Psychol Sci. 2009 Aug;20(8):1033-9. doi: 10.1111/j.1467-9280.2009.02409.x. Epub 2009 Jul 23.
This article reexamines the prevailing conclusion that people are unaware of the different impressions they make, or that their differential meta-accuracy is poor. This conclusion emerged from research employing contextually undifferentiated designs that may have constrained differences in actual impressions, thereby limiting participants' ability to demonstrate differential meta-accuracy. We argue that an alternative, contextually differentiated approach may reveal evidence for differential meta-accuracy because (a) people tend to behave differently in different social contexts, (b) interaction partners from different social contexts witness differing behaviors and form differing impressions of a target person, and (c) contextual information used to infer the impression one makes on others is relatively differentiated across contexts, resulting in differentiated metaperceptions. We assessed differential meta-accuracy across social contexts (i.e., parents, hometown friends, and college friends) and found that, in contrast to researchers' prevailing conclusion, people can indeed detect the relative impressions they make on others.

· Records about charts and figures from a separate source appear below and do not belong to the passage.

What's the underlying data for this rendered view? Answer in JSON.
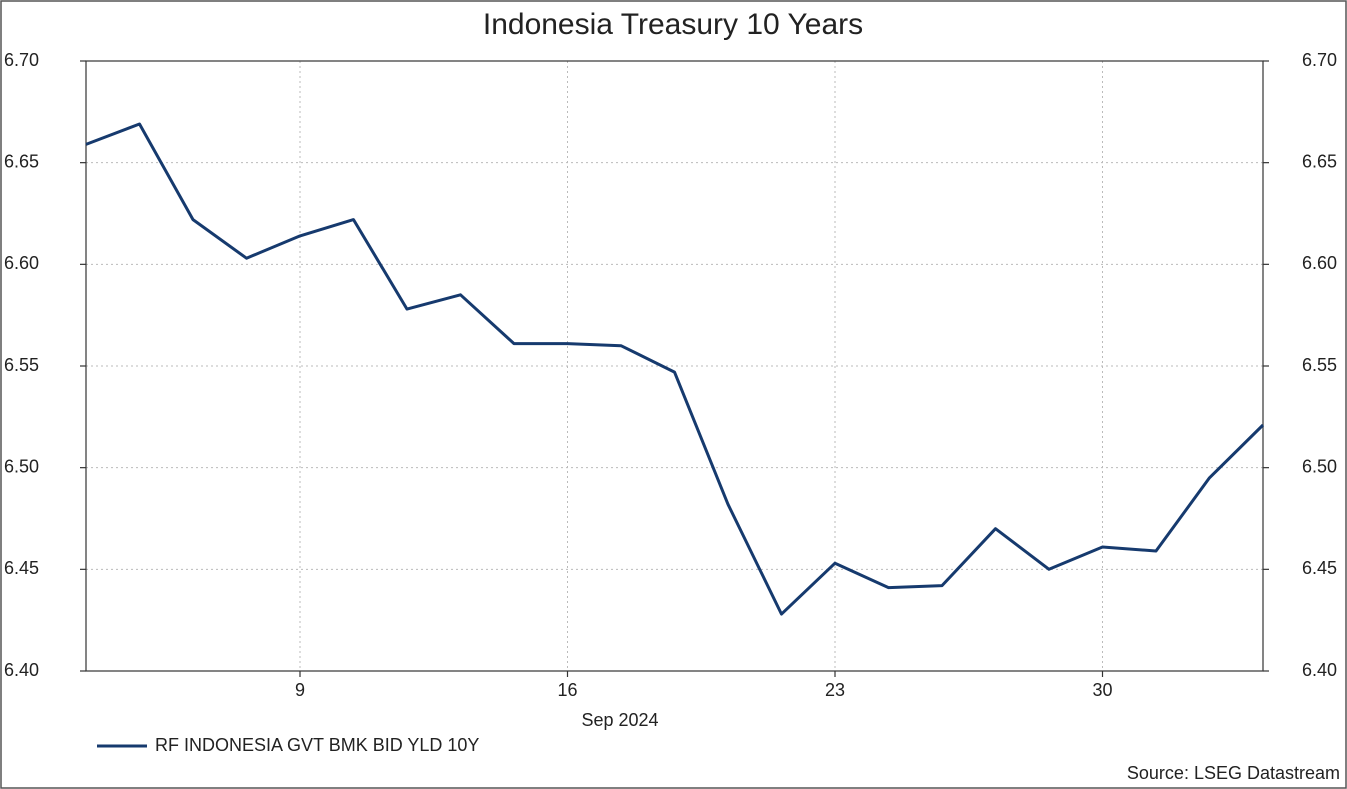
{
  "chart_data": {
    "type": "line",
    "title": "Indonesia Treasury 10 Years",
    "categories": [
      null,
      null,
      null,
      null,
      "9",
      null,
      null,
      null,
      null,
      "16",
      null,
      null,
      null,
      null,
      "23",
      null,
      null,
      null,
      null,
      "30",
      null,
      null,
      null
    ],
    "x_label": "Sep 2024",
    "series": [
      {
        "name": "RF INDONESIA GVT BMK BID YLD 10Y",
        "color": "#163a6e",
        "values": [
          6.659,
          6.669,
          6.622,
          6.603,
          6.614,
          6.622,
          6.578,
          6.585,
          6.561,
          6.561,
          6.56,
          6.547,
          6.482,
          6.428,
          6.453,
          6.441,
          6.442,
          6.47,
          6.45,
          6.461,
          6.459,
          6.495,
          6.521
        ]
      }
    ],
    "ylim": [
      6.4,
      6.7
    ],
    "yticks": [
      {
        "value": 6.4,
        "label": "6.40"
      },
      {
        "value": 6.45,
        "label": "6.45"
      },
      {
        "value": 6.5,
        "label": "6.50"
      },
      {
        "value": 6.55,
        "label": "6.55"
      },
      {
        "value": 6.6,
        "label": "6.60"
      },
      {
        "value": 6.65,
        "label": "6.65"
      },
      {
        "value": 6.7,
        "label": "6.70"
      }
    ],
    "grid": true,
    "legend_position": "bottom-left",
    "source": "Source: LSEG Datastream"
  }
}
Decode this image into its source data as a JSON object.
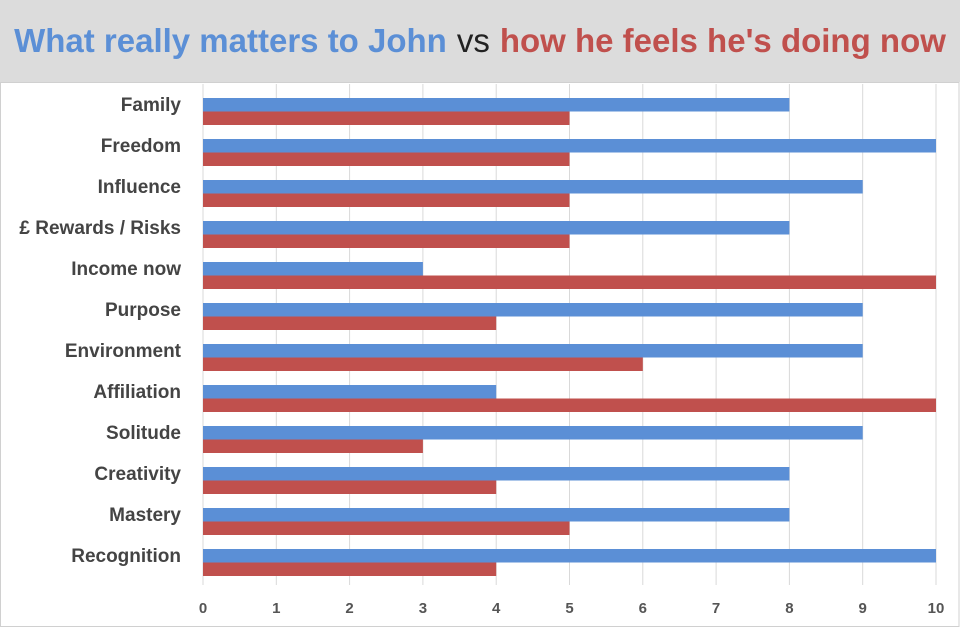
{
  "title": {
    "part1": "What really matters to John",
    "vs": "vs",
    "part2": "how he feels he's doing now"
  },
  "colors": {
    "series1": "#5b8fd6",
    "series2": "#c0504d",
    "header_bg": "#dcdcdc",
    "grid": "#d9d9d9"
  },
  "chart_data": {
    "type": "bar",
    "orientation": "horizontal",
    "categories": [
      "Family",
      "Freedom",
      "Influence",
      "£ Rewards / Risks",
      "Income now",
      "Purpose",
      "Environment",
      "Affiliation",
      "Solitude",
      "Creativity",
      "Mastery",
      "Recognition"
    ],
    "series": [
      {
        "values": [
          8,
          10,
          9,
          8,
          3,
          9,
          9,
          4,
          9,
          8,
          8,
          10
        ]
      },
      {
        "values": [
          5,
          5,
          5,
          5,
          10,
          4,
          6,
          10,
          3,
          4,
          5,
          4
        ]
      }
    ],
    "xlim": [
      0,
      10
    ],
    "xticks": [
      "0",
      "1",
      "2",
      "3",
      "4",
      "5",
      "6",
      "7",
      "8",
      "9",
      "10"
    ],
    "grid": true,
    "legend": "none"
  }
}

本文重新审视了一个普遍的结论,即人们没有意识到自己给他人留下的不同印象,或者他们的元准确性差异很差。这个结论源于采用情境无差异设计的研究,这种设计可能限制了实际印象的差异,从而限制了参与者展示元准确性差异的能力。我们认为,一种情境有差异的替代方法可能会揭示元准确性差异的证据,因为:(a)人们在不同的社会情境中往往表现不同;(b)来自不同社会情境的互动伙伴见证了不同的行为,并对目标人物形成了不同的印象;(c)用于推断自己给他人留下的印象的情境信息在不同情境中相对有差异,从而导致元认知的差异。我们评估了不同社会情境(即父母、家乡朋友和大学朋友)下的元准确性差异,发现与研究人员的普遍结论相反,人们确实能够察觉到自己给他人留下的相对印象。